Multiple economic development officials and local residents say they want to change a false narrative about West Dayton that suggests the area is in hopeless decline.

They say West Dayton has more investment going on than most people realize, including some under-the-radar projects to create new housing, jobs, economic activity and sense of place.

“There are things happening, and they’re not happening by accident, because we have a strong team of people and organizations that are actively driving investment to this geography,” said Kiya Patrick, vice president of strategic development with Greater Dayton Premier Management (GDPM).

GDPM, the local public housing authority, has received a $30,000 predevelopment grant to begin environmental and design work at the former Day-Mont Behavioral Health Care site.

The mental health care provider, at 1520 Germantown St., shut its doors last year.

GDPM wants to knock down the former mental health facility to build new subsidized housing on the site, which would be the first phase of redeveloping the DeSoto Bass housing project, Patrick said.

Day-Mont is several blocks from DeSoto Bass, which is the oldest and largest housing project in GDPM’s real estate portfolio, with 352 units.

GDPM may seek low-income tax credit funds in early 2021 for the project, which could create about 60 new units, Patrick said.

If the project moves forward, GDPM hopes to relocate some DeSoto Bass residents to the new apartments and demolish the units they vacate, Patrick said.

Additionally, she said, the Day-Mont property and adjacent land potentially could support additional phases of housing.

GDPM says the city of Dayton, which owns the property, hopefully would donate the 25,000-square-foot building and land.

Patrick said construction on the housing likely wouldn’t start any earlier than the second quarter of 2022.

Just north of DeSoto Bass is a property being targeted for redevelopment as part of project codenamed “Project Nemo."

Project Nemo is a local company’s $11 million expansion plan for vacant land at 2100 McCall Street, west of South James H. McGee Boulevard, city officials said.

The project could bring 100 to 150 new jobs.

The city plans to partner with workforce development agencies to ensure residents in the immediate area are hired for some of these positions, said Veronica Morris, the city’s West Dayton development coordinator.

“A lot of those jobs are work-ready jobs, which means those are jobs that assist people in re-entering into the workforce as well as potentially creating a career path," she said.

The proposed new facility, at the former NIBCO site, could be about 50,000 square feet.

Another redevelopment project could be headed to the former McCall printing property, just north of the NIBCO site across McCall Street.

The McCall printing property at 2333 McCall St. contains a large warehouse and industrial building, offering about 348,000 square feet of space.

Wisconsin-based Phoenix Inventors purchased the site several years ago, with plans to renovate the building and attract a tenant.

A company has shown interest in the site, Morris said, and the city is working with the property owner to try to reach a deal that hopefully would bring new jobs and investment.

Morris expects a deal for the NIBCO site could be reached by the end of the year, possibly sooner.

She said the printing plant project is still early in the redevelopment process.

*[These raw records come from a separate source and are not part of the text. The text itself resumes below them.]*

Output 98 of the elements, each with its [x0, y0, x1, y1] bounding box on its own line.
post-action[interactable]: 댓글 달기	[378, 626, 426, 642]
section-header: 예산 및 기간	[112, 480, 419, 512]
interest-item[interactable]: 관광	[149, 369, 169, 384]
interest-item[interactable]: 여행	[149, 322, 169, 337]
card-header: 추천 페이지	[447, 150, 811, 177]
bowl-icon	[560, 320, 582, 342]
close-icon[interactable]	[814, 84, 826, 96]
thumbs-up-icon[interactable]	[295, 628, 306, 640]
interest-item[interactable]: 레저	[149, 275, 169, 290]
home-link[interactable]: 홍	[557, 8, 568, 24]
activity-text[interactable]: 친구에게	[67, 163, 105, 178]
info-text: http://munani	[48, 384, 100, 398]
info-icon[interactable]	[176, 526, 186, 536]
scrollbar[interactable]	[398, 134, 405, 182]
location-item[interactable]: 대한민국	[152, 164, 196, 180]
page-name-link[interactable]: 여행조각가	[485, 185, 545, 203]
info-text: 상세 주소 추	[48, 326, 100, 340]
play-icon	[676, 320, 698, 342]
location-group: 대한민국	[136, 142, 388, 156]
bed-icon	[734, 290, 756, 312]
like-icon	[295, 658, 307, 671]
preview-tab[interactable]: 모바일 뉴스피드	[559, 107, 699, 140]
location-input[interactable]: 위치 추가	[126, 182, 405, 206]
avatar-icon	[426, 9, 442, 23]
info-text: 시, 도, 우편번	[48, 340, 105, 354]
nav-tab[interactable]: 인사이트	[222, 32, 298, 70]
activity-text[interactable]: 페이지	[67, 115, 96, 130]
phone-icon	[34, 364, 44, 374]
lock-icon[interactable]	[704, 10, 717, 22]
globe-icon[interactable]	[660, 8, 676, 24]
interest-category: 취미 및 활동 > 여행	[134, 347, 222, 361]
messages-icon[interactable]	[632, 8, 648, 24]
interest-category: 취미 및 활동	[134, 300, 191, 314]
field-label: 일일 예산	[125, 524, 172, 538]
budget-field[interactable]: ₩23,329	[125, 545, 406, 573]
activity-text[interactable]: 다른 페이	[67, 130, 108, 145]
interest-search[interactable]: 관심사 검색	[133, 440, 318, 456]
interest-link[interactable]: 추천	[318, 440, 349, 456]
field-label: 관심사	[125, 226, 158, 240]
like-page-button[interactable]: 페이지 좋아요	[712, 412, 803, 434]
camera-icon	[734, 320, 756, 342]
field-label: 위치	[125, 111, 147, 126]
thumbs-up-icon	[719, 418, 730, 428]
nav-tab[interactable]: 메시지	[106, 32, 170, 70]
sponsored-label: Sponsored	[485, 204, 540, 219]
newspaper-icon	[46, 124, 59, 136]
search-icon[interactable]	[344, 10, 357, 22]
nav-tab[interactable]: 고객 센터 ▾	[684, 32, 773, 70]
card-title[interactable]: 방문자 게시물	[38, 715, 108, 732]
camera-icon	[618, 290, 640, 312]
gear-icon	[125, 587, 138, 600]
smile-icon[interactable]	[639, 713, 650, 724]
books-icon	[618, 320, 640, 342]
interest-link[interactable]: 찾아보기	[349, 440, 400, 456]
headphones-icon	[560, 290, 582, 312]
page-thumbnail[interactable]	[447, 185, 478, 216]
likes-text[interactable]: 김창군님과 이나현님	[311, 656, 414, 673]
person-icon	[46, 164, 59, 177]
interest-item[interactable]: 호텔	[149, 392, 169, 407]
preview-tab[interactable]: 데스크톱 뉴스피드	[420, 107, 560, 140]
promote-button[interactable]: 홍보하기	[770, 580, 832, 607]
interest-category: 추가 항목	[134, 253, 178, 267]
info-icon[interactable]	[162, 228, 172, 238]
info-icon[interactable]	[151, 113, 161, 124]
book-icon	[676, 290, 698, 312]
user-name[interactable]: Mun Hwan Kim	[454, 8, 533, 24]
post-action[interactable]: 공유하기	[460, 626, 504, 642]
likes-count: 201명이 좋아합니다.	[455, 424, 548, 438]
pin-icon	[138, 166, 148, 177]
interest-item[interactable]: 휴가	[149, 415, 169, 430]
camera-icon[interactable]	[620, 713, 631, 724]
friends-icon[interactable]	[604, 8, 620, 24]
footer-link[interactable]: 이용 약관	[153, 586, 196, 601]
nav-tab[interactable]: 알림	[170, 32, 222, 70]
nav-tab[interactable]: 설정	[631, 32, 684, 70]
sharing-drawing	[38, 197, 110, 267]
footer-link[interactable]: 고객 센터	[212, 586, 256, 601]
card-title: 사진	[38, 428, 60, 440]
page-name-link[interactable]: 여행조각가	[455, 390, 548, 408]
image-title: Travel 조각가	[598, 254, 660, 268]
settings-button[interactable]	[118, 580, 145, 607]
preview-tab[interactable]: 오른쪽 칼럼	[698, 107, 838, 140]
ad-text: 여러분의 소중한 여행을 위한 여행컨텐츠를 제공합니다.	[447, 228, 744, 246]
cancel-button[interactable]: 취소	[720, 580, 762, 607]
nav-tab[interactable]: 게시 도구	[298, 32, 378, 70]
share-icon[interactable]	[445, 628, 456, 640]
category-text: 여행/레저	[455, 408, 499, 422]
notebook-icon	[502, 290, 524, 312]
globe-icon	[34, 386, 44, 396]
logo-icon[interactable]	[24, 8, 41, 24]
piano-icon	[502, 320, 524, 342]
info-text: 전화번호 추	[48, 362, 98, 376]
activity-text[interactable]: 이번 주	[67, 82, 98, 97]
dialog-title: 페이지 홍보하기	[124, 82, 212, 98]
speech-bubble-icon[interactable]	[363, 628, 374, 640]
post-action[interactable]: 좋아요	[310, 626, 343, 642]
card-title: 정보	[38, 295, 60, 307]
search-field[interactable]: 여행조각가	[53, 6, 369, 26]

Place-making efforts also have helped changed the look and feel of Germantown Street, which is a highly traveled corridor that is the northern border of DeSoto Bass.

About 10 colorful street banners have been installed along Germantown Street, which is the first phase of a larger project to rebrand and tell the stories of west side neighborhoods, said Caitlin Jacob, planner community organizer with CityWide.

The banners were designed with community input, Jacob said, and they celebrate and honor local leaders and residents and share words of inspiration.

Two local artists created the banners, which hang from Greater Dayton RTA poles.

During community meetings, residents said they wanted to change negative perceptions about their community and reclaim the narrative of the west side, officials said.

Also, new lighting, community murals and signs saying West Dayton also have been installed.

LED lights have gone in at the underpass at Germantown and Broadway streets and decorative lights have been installed along James H. McGee Boulevard.

More than $1.4 million has been spent on upgrades using federal Choice Grant dollars and “leveraged” funds, including from private sources.

“We’ve been working in the neighborhoods surrounding Germantown for the last couple of years,” Jacob said.

Choice money and leveraged funds also will help pay for homeowner improvements, business façade upgrades and building restoration projects.

Rebuilding Together and County Corp are working to complete 66 home renovations and one cleanup in the Miami Chapel and Edgemont neighborhoods at a cost of nearly $440,000, officials said.

About five businesses along Germantown Street will benefit from exterior/façade improvements, and GDPM also purchased an old record store it plans to rehabilitate. The agency would like to repurpose the property to house mental health and social services.

Morris said it’s time to “change the narrative” about what’s happening in West Dayton, because years of work is paying off and the area is making progress.

“Things are happening, and it is exciting, and people are taking notice,” she said. “And it’s not gentrification, and it’s not us trying to move poor people or Black people out.”

She said the redevelopment efforts are deliberate, thoughtful and already making a difference.